NZDUSD is recording another red candle as the bears are again trying to stage a breakout from the rectangle that has been in place since February 2023. This is actually the third breakout attempt since early June 2023. Interestingly, the first target of the bears appears to be to register a lower low, breaking the recent series of higher highs and higher lows developing since the May 31 local trough, and then stage a decisive downleg. Maybe, the continued convergence of the simple moving averages (SMAs) could play a role soon in the bears’ favour.
The momentum indicators are mostly on board with the current pullback. More specifically, the RSI is edging well below its 50-threshold and the stochastic oscillator has just returned to its oversold territory. It can stay there for a considerable amount of time, especially as its moving average is still above the 20-threshold level.
Should the bears feel confident, they would first try to overcome the support set by the 0.6060-0.6092 range that is populated by the 38.2% Fibonacci retracement and the July 14, 2022 low respectively. They would then have the chance of recording a lower low and push NZDUSD below the 2023 of 0.5984, setting their eyes on the May 15, 2022 low at 0.5920.
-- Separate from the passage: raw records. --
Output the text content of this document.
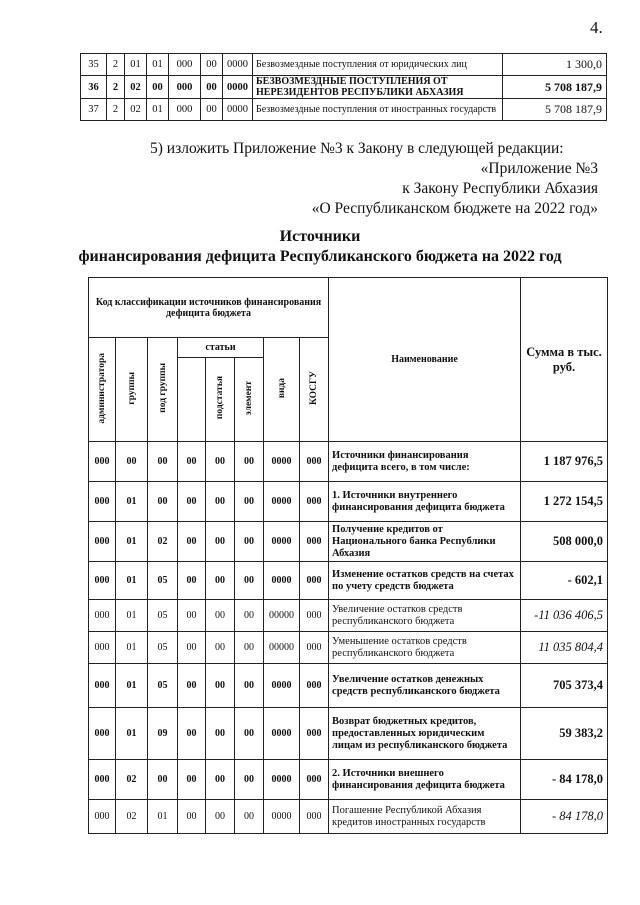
4.
35	2	01	01	000	00	0000	Безвозмездные поступления от юридических лиц	1 300,0
36	2	02	00	000	00	0000	БЕЗВОЗМЕЗДНЫЕ ПОСТУПЛЕНИЯ ОТ НЕРЕЗИДЕНТОВ РЕСПУБЛИКИ АБХАЗИЯ	5 708 187,9
37	2	02	01	000	00	0000	Безвозмездные поступления от иностранных государств	5 708 187,9
5) изложить Приложение №3 к Закону в следующей редакции:
«Приложение №3
к Закону Республики Абхазия
«О Республиканском бюджете на 2022 год»
Источники
финансирования дефицита Республиканского бюджета на 2022 год
Код классификации источников финансирования дефицита бюджета								Наименование	Сумма в тыс. руб.
администратора	группы	под группы	статьи			вида	КОСГУ		
				подстатья	элемент				
000	00	00	00	00	00	0000	000	Источники финансирования дефицита всего, в том числе:	1 187 976,5
000	01	00	00	00	00	0000	000	1. Источники внутреннего финансирования дефицита бюджета	1 272 154,5
000	01	02	00	00	00	0000	000	Получение кредитов от Национального банка Республики Абхазия	508 000,0
000	01	05	00	00	00	0000	000	Изменение остатков средств на счетах по учету средств бюджета	- 602,1
000	01	05	00	00	00	00000	000	Увеличение остатков средств республиканского бюджета	-11 036 406,5
000	01	05	00	00	00	00000	000	Уменьшение остатков средств республиканского бюджета	11 035 804,4
000	01	05	00	00	00	0000	000	Увеличение остатков денежных средств республиканского бюджета	705 373,4
000	01	09	00	00	00	0000	000	Возврат бюджетных кредитов, предоставленных юридическим лицам из республиканского бюджета	59 383,2
000	02	00	00	00	00	0000	000	2. Источники внешнего финансирования дефицита бюджета	- 84 178,0
000	02	01	00	00	00	0000	000	Погашение Республикой Абхазия кредитов иностранных государств	- 84 178,0
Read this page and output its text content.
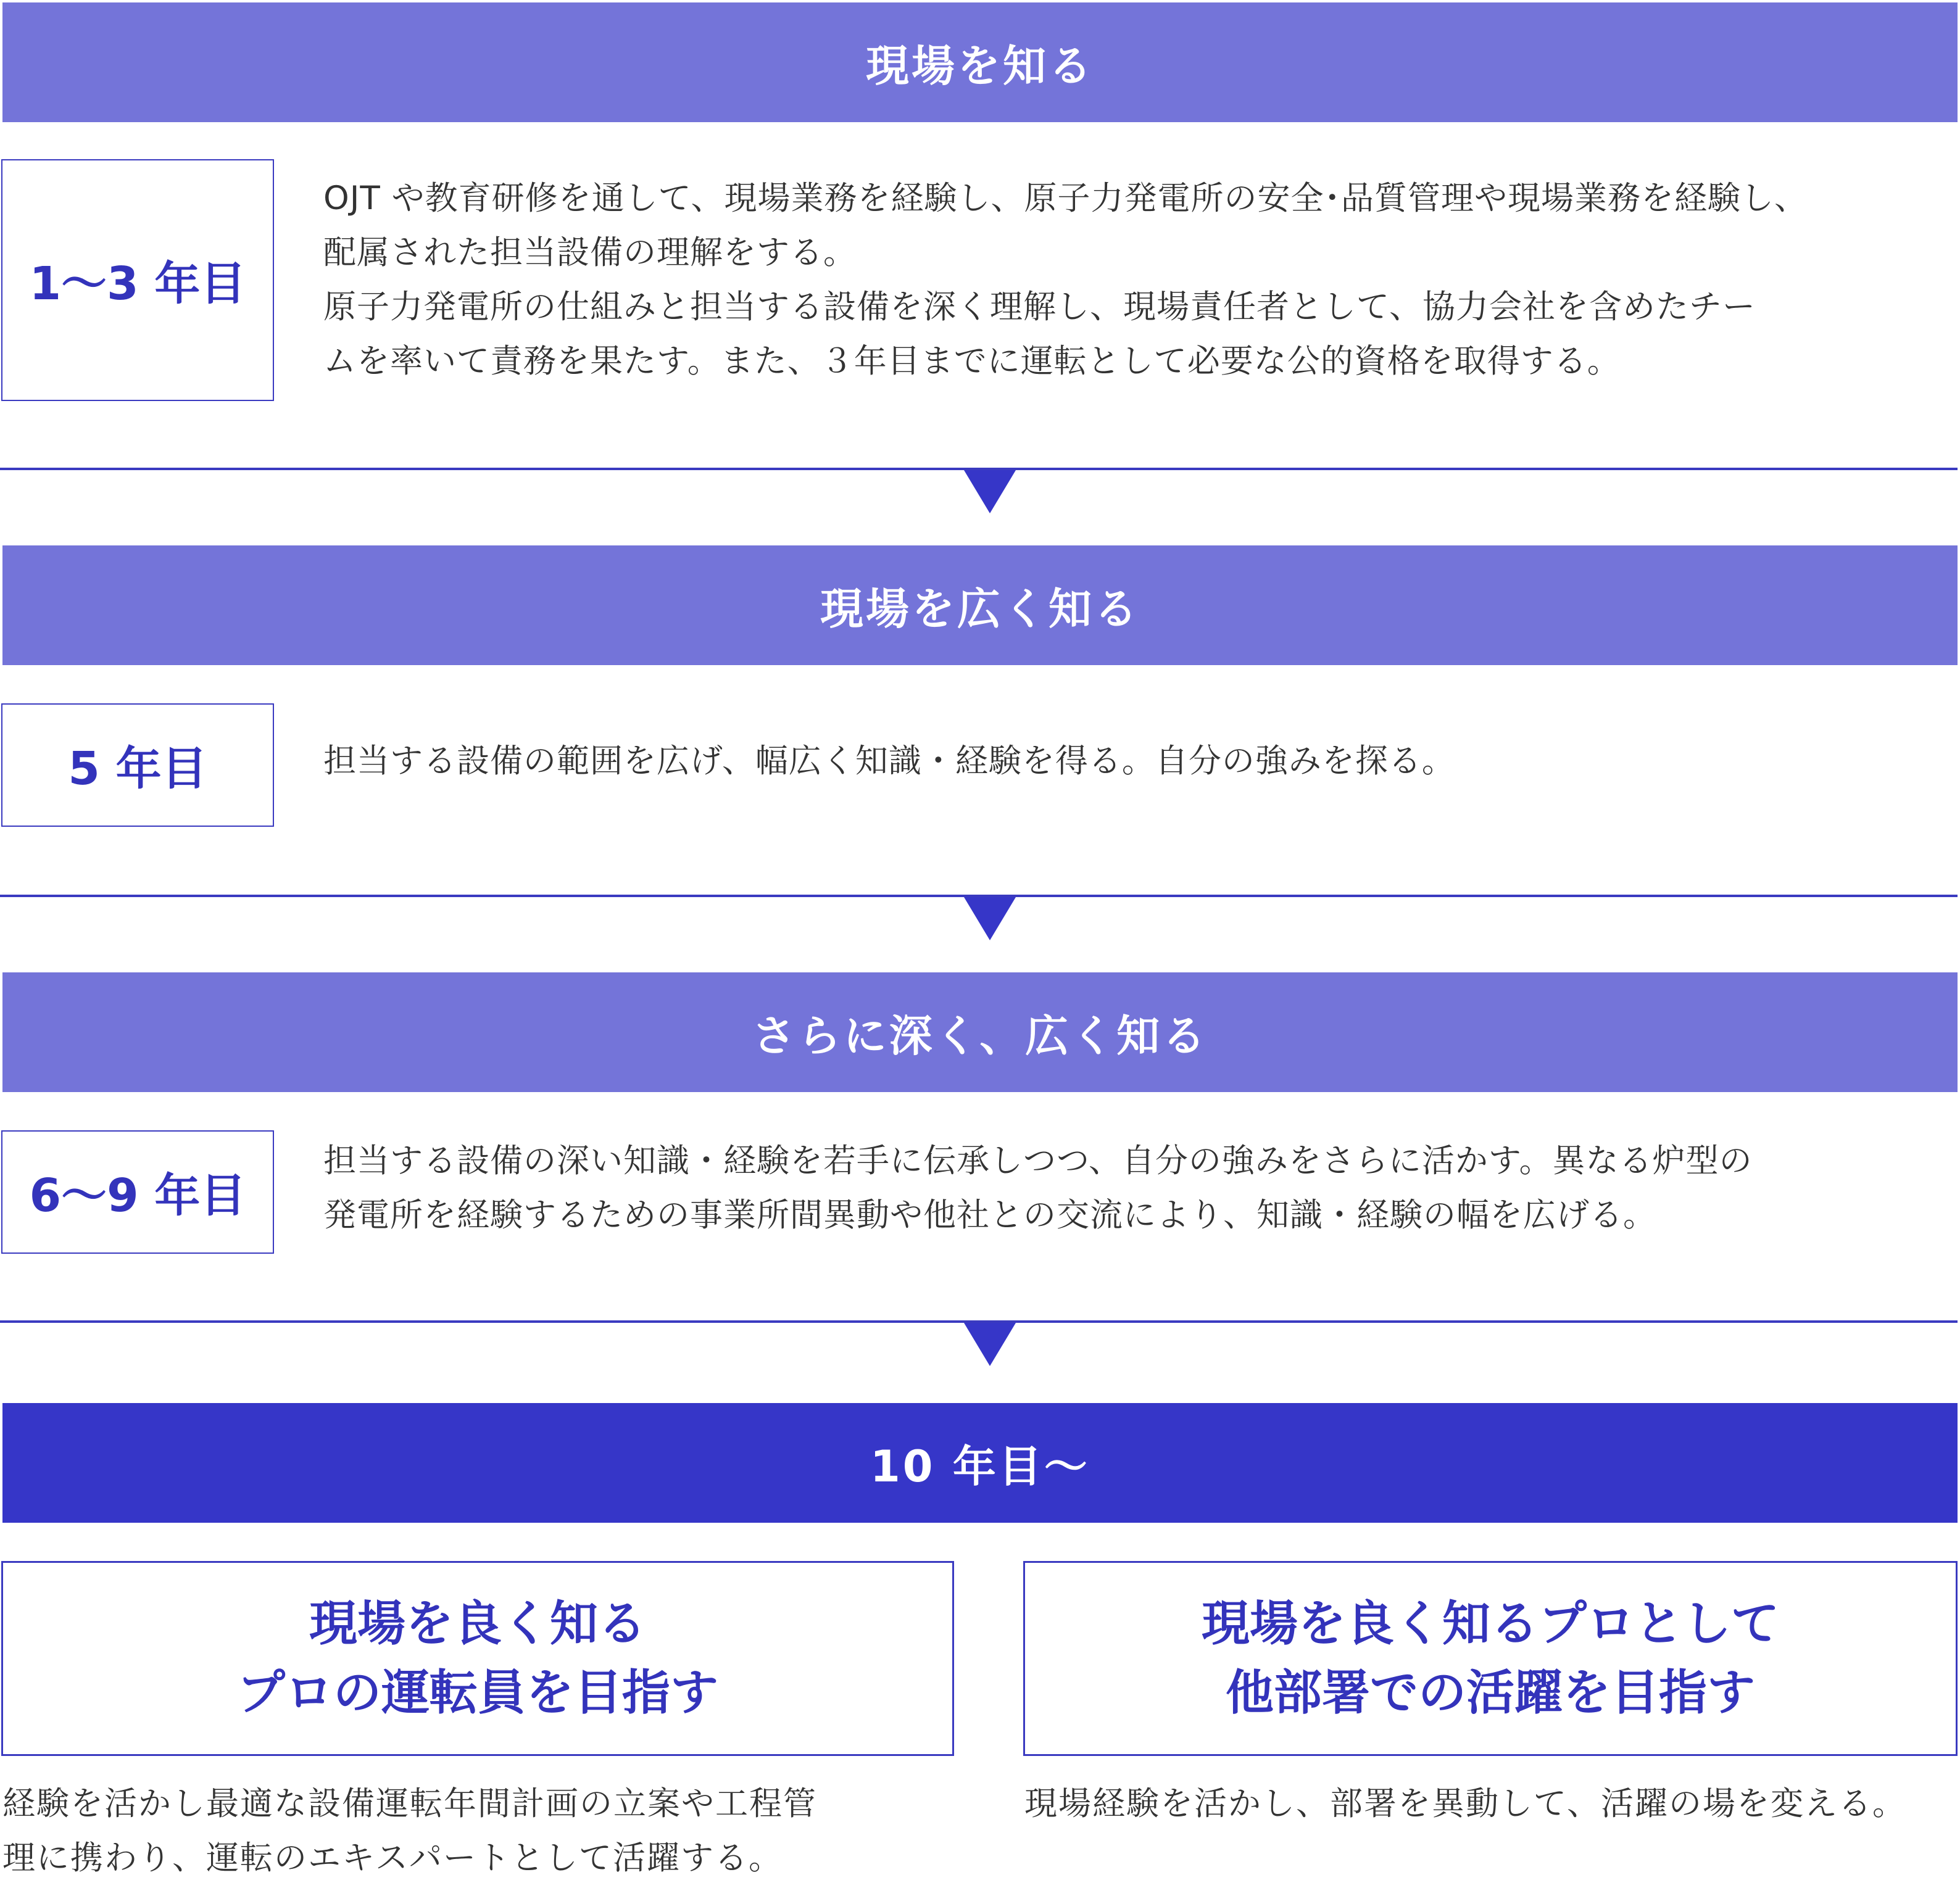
現場を知る
1〜3 年目

OJT や教育研修を通して、現場業務を経験し、原子力発電所の安全･品質管理や現場業務を経験し、

配属された担当設備の理解をする。

原子力発電所の仕組みと担当する設備を深く理解し、現場責任者として、協力会社を含めたチー

ムを率いて責務を果たす。また、３年目までに運転として必要な公的資格を取得する。

現場を広く知る
5 年目	担当する設備の範囲を広げ、幅広く知識・経験を得る。自分の強みを探る。

さらに深く、広く知る
6〜9 年目

担当する設備の深い知識・経験を若手に伝承しつつ、自分の強みをさらに活かす。異なる炉型の

発電所を経験するための事業所間異動や他社との交流により、知識・経験の幅を広げる。

10 年目〜
現場を良く知る
プロの運転員を目指す
経験を活かし最適な設備運転年間計画の立案や工程管
理に携わり、運転のエキスパートとして活躍する。
現場を良く知るプロとして
他部署での活躍を目指す
現場経験を活かし、部署を異動して、活躍の場を変える。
On the flip side, the Average Directional Movement Index (ADX) is a tad below its 25-threshold and thus pointing to a range-trading market. This probably helps the bulls to remain calm as they plan their counterattack. Defending the 0.6060-0.6092 area would be significant from a short-term perspective, potentially giving them the necessary boost to lead NZDUSD higher towards the 0.6163-0.6226 range. This is defined by the 50-, 100- and 200-day SMAs and hence could prove much tougher to crack.
To conclude, NZDUSD bears remain focused on recording a decisive breakout as they are currently working their way through a strong support area that the bulls appear ready to defend.